Perseverance: Powering Today’s Research For Tomorrow’s Communities On Mars With Nuclear
Today, after travelling nearly 300 million miles powered by solar panels, NASA’s Perseverance rover will set wheels on the Martian surface. After that, it will be powered exclusively by its nuclear power source. Perseverance, which NASA has dubbed its “most capable rover” ever, carries a radioisotope thermoelectric generator (RTG) that will power everything the rover does, day and night, for the entirety of its 687-day mission. With this power, Perseverance will continue the ongoing search for signs of life on Mars in the air and soil while preparing humanity for future crewed missions to Mars with key technology demonstrations.
NASA is planning to land humans on Mars sometime in the mid-to-late 2030s with others in the space community racing to do it even sooner (not including the recent drive by Starman Tesla). In parallel with those efforts, both NASA and the broader industry are working to get the first woman and next man onto the moon not just to visit, but to stay as well. Making any of these target dates a reality will take significant investment and support, a commitment to ambitious development timelines, and – ahem – perseverance. No single agency, company, or person will be able to make this happen on their own, and we will have to come together as a community of explorers to collectively take those steps towards and on the Moon and Mars. Already, alongside NASA, companies like USNC-Tech, Blue Origin, Aerojet Rocketdyne, Lunar Outpost, First Mode, BWXT, SpaceX, and countless others are aligning themselves to develop and implement the technologies needed along these timelines.
In our small part, just like the RTG powered Perseverance, my team at USNC-Tech is working to enable that community of explorers by developing and eventually providing safe and reliable power and propulsion anywhere, whether it’s in deep space, the South Pole of the Moon, or the Martian surface. Alongside a global community dedicated towards the exploration of outer space, we are contributing to that final goal of seeing humanity have a sustainable presence throughout the solar system.
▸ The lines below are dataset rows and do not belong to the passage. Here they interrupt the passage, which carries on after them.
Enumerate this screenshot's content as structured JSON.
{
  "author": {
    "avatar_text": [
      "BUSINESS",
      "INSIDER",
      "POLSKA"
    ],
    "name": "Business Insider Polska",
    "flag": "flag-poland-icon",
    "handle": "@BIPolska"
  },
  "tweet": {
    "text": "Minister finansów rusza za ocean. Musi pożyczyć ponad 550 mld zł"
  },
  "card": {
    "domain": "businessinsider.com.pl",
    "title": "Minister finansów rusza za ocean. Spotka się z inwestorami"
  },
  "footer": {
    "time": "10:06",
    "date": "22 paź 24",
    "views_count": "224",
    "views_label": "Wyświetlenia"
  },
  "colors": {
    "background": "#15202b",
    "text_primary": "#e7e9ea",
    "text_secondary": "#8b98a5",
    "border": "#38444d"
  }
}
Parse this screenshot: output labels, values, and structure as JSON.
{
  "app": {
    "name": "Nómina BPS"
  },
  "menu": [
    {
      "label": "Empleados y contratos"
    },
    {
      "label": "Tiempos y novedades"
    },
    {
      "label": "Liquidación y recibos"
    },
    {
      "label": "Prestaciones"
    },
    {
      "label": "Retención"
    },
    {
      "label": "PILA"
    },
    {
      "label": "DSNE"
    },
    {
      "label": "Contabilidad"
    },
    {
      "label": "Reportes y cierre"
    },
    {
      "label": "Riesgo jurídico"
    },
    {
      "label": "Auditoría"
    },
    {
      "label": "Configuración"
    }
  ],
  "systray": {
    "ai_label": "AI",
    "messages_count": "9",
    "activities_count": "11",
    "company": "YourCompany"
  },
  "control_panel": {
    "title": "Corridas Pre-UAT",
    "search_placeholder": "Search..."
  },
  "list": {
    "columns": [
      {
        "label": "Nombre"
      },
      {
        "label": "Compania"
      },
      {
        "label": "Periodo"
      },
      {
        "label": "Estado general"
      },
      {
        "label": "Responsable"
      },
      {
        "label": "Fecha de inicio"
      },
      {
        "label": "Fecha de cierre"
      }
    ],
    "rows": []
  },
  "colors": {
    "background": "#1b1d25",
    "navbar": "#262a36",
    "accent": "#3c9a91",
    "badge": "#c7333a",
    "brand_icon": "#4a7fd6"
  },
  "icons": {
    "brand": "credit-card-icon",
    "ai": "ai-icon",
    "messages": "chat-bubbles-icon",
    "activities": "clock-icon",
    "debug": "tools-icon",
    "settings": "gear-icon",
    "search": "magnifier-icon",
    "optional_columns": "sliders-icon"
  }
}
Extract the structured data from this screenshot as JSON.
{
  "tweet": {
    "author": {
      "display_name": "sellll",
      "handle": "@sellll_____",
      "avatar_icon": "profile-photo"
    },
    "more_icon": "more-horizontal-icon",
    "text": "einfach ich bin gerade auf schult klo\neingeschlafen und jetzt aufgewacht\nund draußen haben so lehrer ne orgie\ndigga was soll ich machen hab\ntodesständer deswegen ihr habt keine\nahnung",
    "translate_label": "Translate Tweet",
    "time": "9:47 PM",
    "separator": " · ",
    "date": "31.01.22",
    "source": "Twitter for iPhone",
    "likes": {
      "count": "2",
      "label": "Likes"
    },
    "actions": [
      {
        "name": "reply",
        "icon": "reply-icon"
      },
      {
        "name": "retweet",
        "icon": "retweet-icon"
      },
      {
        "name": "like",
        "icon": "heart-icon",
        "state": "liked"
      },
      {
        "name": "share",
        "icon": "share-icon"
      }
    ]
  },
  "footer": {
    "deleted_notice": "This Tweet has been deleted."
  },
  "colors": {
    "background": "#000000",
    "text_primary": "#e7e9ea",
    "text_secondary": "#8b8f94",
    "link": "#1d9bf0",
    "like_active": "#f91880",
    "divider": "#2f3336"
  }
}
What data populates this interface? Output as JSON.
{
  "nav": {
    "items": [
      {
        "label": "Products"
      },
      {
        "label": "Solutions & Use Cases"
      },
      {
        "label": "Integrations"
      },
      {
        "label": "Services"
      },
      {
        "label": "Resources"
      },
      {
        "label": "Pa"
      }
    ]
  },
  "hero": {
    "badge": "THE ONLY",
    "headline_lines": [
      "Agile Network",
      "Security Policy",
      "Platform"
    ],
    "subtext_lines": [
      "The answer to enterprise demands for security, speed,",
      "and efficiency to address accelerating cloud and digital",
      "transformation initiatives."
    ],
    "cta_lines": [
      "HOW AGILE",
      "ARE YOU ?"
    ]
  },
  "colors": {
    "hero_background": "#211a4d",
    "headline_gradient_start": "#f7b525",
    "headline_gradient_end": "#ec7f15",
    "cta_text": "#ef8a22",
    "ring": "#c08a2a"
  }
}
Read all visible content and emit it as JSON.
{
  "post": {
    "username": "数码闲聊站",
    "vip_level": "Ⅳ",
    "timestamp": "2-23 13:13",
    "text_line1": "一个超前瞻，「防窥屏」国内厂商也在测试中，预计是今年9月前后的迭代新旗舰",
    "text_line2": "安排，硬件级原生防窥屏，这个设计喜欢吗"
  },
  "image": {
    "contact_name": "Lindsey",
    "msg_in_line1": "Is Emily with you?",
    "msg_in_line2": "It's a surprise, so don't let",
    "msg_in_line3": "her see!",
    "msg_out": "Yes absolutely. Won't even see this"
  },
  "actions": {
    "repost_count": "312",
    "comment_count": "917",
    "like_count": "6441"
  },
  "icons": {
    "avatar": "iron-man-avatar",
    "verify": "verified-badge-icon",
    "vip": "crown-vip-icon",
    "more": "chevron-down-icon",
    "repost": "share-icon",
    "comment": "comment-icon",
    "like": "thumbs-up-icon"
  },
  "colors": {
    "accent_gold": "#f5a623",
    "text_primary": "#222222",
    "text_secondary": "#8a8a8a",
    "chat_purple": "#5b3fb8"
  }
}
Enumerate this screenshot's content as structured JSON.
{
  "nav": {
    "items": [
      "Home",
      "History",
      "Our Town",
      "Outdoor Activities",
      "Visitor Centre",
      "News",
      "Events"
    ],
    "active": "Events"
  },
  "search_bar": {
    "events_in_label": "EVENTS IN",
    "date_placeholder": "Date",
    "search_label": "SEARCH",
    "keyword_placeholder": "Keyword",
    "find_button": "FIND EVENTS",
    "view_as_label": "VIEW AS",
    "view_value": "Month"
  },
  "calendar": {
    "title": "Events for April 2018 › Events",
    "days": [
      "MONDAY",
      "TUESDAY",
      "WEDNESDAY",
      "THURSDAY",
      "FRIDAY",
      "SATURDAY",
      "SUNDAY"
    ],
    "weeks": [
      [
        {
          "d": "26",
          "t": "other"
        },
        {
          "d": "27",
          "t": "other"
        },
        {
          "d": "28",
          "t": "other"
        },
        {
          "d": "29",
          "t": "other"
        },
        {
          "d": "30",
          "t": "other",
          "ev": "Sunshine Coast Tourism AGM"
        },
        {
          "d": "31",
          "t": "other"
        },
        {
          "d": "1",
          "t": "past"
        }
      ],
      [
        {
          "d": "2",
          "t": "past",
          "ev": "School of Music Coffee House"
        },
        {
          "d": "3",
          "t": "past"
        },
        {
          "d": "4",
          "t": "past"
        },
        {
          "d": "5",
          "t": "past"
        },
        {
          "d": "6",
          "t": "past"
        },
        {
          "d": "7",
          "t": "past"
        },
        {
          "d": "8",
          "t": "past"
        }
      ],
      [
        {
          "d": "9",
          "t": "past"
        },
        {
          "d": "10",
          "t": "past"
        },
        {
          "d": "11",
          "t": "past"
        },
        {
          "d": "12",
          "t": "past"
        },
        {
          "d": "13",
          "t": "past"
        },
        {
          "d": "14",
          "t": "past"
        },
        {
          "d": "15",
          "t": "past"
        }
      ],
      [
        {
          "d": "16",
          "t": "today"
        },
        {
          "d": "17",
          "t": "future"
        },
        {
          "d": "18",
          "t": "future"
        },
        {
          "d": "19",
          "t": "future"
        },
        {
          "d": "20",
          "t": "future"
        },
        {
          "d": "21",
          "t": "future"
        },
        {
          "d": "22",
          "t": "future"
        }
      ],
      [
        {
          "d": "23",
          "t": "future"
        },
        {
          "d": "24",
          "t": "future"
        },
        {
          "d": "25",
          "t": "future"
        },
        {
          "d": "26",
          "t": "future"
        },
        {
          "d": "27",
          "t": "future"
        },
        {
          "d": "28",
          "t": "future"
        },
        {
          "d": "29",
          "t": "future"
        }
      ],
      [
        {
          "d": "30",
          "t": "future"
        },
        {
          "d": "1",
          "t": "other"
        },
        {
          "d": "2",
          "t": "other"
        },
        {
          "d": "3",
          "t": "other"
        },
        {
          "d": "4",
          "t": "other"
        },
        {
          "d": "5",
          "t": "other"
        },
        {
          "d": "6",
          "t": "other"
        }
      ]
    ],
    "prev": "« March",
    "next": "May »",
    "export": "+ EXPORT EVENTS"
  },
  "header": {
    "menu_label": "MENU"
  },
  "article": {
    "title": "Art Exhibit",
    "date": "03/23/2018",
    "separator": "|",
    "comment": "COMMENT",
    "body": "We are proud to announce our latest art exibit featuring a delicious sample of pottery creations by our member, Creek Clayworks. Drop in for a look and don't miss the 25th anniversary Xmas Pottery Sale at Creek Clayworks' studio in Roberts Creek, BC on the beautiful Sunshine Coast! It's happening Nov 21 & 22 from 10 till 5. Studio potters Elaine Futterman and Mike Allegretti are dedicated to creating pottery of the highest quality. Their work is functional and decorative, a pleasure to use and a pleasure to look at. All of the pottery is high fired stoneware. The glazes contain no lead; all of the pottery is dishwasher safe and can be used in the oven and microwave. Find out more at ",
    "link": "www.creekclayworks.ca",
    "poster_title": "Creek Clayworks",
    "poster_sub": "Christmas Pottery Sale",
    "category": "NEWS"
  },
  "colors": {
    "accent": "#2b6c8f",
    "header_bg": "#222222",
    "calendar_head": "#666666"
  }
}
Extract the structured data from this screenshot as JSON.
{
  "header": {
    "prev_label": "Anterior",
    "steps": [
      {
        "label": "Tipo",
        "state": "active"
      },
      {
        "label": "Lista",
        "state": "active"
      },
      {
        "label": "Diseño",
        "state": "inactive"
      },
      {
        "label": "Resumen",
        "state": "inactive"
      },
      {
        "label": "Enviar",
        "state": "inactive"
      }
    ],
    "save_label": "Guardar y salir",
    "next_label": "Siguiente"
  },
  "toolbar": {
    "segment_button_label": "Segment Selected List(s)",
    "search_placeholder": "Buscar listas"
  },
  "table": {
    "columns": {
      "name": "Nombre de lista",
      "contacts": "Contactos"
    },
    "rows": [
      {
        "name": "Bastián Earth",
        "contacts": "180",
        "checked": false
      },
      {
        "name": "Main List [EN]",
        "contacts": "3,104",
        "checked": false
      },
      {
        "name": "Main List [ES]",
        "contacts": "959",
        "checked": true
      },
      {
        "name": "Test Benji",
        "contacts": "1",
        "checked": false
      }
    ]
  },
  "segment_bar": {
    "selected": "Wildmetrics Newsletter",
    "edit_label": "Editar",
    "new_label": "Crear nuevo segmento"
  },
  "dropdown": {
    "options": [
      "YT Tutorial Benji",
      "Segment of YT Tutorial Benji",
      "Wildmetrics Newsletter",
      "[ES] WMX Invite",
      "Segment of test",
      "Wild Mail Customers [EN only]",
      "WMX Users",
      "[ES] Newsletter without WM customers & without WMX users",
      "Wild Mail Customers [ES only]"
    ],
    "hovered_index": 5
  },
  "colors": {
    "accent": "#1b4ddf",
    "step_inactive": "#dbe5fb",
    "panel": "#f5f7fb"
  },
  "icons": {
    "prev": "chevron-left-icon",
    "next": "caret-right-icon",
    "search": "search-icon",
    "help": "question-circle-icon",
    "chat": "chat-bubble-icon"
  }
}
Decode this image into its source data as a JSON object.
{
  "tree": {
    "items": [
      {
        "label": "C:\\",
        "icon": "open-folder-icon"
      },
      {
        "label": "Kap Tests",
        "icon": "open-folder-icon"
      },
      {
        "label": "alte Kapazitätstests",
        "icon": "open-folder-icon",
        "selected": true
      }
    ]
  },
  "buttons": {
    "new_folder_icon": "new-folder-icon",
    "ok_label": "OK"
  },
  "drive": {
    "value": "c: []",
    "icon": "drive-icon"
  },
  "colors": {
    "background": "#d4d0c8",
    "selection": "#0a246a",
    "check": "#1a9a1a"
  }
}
I believe it’s not enough to just visit the Moon and Mars. To truly enrich our knowledge of the cosmos from the value inherent in each of these far-flung places, to make sure that our advancements in space help make lives better on Earth, we have to learn how to stay. This is where space nuclear power and propulsion (SNPP) comes in. To protect our astronauts traveling through space, we need to get them to their destinations quickly. To ensure our astronauts thrive, they'll need safe, reliable, and plentiful energy. Our astronauts will need advanced nuclear technologies capable of transporting and supporting human life to where it has never been transported or supported before. Space nuclear power propulsion can provide these and be foundation for a permanent and sustainable human presence in outer-space.
Perseverance took seven months to arrive on Mars. A crewed mission is estimated to take at least nine. With our nuclear thermal propulsion (NTP) engine and the right mission design, we can enable much shorter trip times. Once landed, our scalable and inherently safe fission surface power (SFP) system, Pylon, can provide orders of magnitude more heat and electricity for crews, settlements, and commercial operations. Through collaboration with industry partners, NASA, and others in the US Government, our breakthroughs in SNPP technologies have opened unprecedented performance capabilities, will strengthen astronaut and environmental protections through state-of-the-art safety features, and stand to dramatically reduce interplanetary travel times. As our Director of Engineering, Michael Eades, recently told CNN, “Nuclear technology will expand humanity's reach beyond low Earth orbit, and into deep space.”
NASA’s accomplishment reminds us of how quickly an idea can become a reality. Just five years ago, my team and I were just that, an idea that perhaps we could design a nuclear system that had a future in a commercial market by addressing non-proliferation concerns and thinking beyond the first mission. Today, that same idea is the basis for multiple NASA and DoD program with us at the forefront of that development. Like the rovers before Perseverance and the rovers that will come after, like the scientific Voyager and New Horizons satellites flying deeper into space with every passing second, I believe we must push ourselves at every opportunity to not merely meet, but exceed our limits as we reach higher than we have ever dared.
As excited as I am about Perseverance’s successful arrival at Mars, its mission has only just begun, and the discoveries it will make and the impact those findings will have on today’s scientists and tomorrow’s astronauts are still yet to be seen. But this thrill, made possible in large measure by nuclear power, is exactly what I, my team at USNC-Tech, and our friends across the entire space community wake up for. Hopefully, with Perseverance’s findings, our nuclear power and propulsion systems, and the ongoing work of countless others, we’ll one day wake up on Mars.